República Dominicana con su falla tectónica en nuestras cordilleras, sumada a las características de sima en los extremos de las vías montañosas, nos recuerda que en menos de cuarenta segundos podemos volver a la Era de los dinosaurios que su hábitat natural estaba en abismo terrestre.
El ansia de dinero es una enfermedad mental que debe ser tratada por la psiquiatría popular a través de la medicación electoral con dosis de votos masivos sufragados en las ranuras de urnas.
Pues si los expertos de la medicina psicológica y psiquiátrica tienen temor de enfrentar a los enfermos mentales ante su desquiciada fijación sobre el dinero de los contribuyentes ciudadanos, entonces que la población común sin que sea necesaria la experiencia científica para tratar la locura por las fortunas, puedan encerrar en cepos de consecuencias mediante la expulsión de desenfrenados políticos al destierro rechazo votando en su contra.
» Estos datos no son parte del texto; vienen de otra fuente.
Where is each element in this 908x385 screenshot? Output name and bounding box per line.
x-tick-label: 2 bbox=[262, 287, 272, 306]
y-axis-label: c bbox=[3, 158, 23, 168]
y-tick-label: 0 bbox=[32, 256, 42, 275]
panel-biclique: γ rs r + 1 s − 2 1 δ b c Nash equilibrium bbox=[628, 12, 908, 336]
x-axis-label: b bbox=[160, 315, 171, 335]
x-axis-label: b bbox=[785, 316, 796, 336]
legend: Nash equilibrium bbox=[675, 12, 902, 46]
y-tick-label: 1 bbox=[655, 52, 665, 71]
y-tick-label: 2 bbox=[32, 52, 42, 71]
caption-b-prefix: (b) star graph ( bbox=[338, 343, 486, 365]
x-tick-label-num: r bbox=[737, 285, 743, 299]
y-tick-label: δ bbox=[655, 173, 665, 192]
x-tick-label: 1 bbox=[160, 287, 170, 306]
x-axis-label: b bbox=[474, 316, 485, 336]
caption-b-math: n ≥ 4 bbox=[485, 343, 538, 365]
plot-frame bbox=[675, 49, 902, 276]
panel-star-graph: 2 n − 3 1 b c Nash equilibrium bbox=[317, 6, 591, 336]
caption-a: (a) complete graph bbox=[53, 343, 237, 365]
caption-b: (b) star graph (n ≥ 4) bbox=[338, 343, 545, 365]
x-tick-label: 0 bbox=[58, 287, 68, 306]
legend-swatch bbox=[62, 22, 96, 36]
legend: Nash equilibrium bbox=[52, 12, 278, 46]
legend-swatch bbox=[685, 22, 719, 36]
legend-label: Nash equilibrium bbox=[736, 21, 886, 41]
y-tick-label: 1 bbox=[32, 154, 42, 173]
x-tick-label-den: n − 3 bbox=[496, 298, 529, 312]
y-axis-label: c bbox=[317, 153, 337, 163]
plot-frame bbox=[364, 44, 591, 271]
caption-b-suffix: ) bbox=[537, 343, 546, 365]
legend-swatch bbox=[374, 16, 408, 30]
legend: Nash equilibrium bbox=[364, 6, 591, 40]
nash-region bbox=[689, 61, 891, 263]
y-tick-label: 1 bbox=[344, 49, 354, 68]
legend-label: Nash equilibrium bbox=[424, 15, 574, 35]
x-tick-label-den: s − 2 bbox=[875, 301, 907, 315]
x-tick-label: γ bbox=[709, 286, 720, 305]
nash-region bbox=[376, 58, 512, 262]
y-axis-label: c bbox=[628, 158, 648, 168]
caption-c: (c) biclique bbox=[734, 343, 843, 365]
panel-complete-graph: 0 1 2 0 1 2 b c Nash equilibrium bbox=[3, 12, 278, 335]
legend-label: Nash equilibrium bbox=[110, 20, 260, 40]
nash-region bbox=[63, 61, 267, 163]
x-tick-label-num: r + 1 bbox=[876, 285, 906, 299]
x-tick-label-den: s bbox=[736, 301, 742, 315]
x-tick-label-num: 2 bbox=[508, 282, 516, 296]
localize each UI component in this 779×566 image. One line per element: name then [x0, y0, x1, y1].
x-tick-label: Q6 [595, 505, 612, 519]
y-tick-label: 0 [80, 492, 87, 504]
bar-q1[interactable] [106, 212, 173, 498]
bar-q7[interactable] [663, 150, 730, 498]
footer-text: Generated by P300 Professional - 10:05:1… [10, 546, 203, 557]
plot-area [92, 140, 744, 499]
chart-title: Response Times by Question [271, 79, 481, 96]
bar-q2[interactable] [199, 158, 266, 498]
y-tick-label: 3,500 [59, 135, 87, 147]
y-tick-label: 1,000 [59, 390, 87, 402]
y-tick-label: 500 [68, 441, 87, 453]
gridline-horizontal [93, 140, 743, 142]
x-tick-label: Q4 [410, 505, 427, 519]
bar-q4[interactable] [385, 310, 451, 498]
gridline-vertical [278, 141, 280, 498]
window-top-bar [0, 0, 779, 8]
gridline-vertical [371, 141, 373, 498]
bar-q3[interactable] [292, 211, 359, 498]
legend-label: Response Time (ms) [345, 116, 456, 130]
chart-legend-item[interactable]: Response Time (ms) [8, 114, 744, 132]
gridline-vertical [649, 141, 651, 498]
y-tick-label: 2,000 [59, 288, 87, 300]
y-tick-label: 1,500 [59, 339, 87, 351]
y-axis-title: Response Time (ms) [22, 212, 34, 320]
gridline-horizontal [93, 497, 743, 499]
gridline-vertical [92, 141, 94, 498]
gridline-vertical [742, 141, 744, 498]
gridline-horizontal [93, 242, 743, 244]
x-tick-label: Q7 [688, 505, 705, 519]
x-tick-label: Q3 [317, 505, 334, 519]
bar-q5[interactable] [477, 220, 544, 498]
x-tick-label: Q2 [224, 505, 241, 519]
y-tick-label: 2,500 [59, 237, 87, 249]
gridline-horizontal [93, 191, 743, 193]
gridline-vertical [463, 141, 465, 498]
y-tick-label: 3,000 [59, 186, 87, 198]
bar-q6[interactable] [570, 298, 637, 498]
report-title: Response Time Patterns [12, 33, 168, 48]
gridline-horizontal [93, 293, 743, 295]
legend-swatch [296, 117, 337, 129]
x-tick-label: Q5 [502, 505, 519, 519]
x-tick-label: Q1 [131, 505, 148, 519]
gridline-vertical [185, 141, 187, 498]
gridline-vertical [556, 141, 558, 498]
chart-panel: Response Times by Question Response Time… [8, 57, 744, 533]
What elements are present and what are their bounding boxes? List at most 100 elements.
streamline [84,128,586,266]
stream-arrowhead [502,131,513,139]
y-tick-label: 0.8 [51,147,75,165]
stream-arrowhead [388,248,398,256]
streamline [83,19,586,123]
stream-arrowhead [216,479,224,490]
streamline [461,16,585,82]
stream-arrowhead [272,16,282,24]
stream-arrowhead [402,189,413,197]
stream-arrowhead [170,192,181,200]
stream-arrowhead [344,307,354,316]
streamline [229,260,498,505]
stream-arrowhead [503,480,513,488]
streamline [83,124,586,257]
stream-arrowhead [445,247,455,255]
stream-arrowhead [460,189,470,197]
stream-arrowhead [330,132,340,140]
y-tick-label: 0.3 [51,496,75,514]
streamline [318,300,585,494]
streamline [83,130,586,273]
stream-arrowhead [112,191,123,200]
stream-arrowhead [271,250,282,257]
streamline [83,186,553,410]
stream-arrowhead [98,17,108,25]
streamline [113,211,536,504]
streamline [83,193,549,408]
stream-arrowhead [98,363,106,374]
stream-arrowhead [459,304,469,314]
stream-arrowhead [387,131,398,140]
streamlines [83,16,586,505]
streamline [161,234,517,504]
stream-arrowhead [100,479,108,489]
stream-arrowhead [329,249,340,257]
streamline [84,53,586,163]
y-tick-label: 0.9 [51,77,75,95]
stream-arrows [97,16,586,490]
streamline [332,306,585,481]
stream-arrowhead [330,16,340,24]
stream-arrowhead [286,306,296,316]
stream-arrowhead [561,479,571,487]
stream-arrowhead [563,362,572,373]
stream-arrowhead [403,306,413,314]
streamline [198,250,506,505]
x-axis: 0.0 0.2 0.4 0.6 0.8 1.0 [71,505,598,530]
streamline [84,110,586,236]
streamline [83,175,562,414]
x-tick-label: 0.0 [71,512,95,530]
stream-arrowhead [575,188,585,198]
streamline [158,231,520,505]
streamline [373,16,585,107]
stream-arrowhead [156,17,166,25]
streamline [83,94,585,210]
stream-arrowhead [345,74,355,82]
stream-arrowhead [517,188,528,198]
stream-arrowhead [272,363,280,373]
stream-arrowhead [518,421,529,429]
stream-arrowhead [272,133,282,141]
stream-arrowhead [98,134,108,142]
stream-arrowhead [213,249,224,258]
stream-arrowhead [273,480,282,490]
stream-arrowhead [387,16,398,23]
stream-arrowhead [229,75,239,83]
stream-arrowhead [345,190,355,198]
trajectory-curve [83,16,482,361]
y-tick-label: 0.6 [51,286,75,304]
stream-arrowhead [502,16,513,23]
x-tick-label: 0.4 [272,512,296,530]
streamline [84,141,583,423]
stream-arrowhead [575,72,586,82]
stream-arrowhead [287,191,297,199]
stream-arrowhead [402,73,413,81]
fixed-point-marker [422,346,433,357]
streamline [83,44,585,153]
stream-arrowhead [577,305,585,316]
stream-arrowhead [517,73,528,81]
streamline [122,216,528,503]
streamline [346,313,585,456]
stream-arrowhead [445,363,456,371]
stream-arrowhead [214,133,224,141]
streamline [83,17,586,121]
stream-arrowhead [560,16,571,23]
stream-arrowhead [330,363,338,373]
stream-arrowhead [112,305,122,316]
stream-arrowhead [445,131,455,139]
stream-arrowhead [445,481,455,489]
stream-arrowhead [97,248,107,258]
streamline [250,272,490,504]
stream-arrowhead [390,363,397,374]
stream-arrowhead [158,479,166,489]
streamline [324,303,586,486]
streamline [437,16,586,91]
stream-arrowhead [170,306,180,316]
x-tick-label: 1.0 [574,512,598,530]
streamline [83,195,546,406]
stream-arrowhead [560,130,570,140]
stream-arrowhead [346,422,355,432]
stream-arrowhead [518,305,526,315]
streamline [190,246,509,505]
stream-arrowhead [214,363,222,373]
Un cementerio multitudinario en Venezuela donde el terror de los que sobrevivieron al presenciar el muro de lamentaciones con cientos de personas atrapadas, es mayor al impacto de tener que contar los fallecidos.
Las autoridades y grupos feudales en República Dominicana deben sentarse a ver las fílmicas de una realidad que les puede tocar sus ínfulas frente al avasallamiento en perjuicio de los dominicanos humillados por ellos mismos.
Una mesa hecha en la madera más fuerte y protegida contra cualquier plaga, pero posee una pata quebrada, al ocurrírsele a alguien agrietar más esa pata, la mesa sentirá una simultánea conflagración de cuya perturbación violenta y repentina dejará molida su estructura.
Así quedará la mesa terrestre de RD, si los enfermos mentales que acumulan fortunas insisten en agrietar más las fallas de las placas tectónicas en nuestras cordilleras.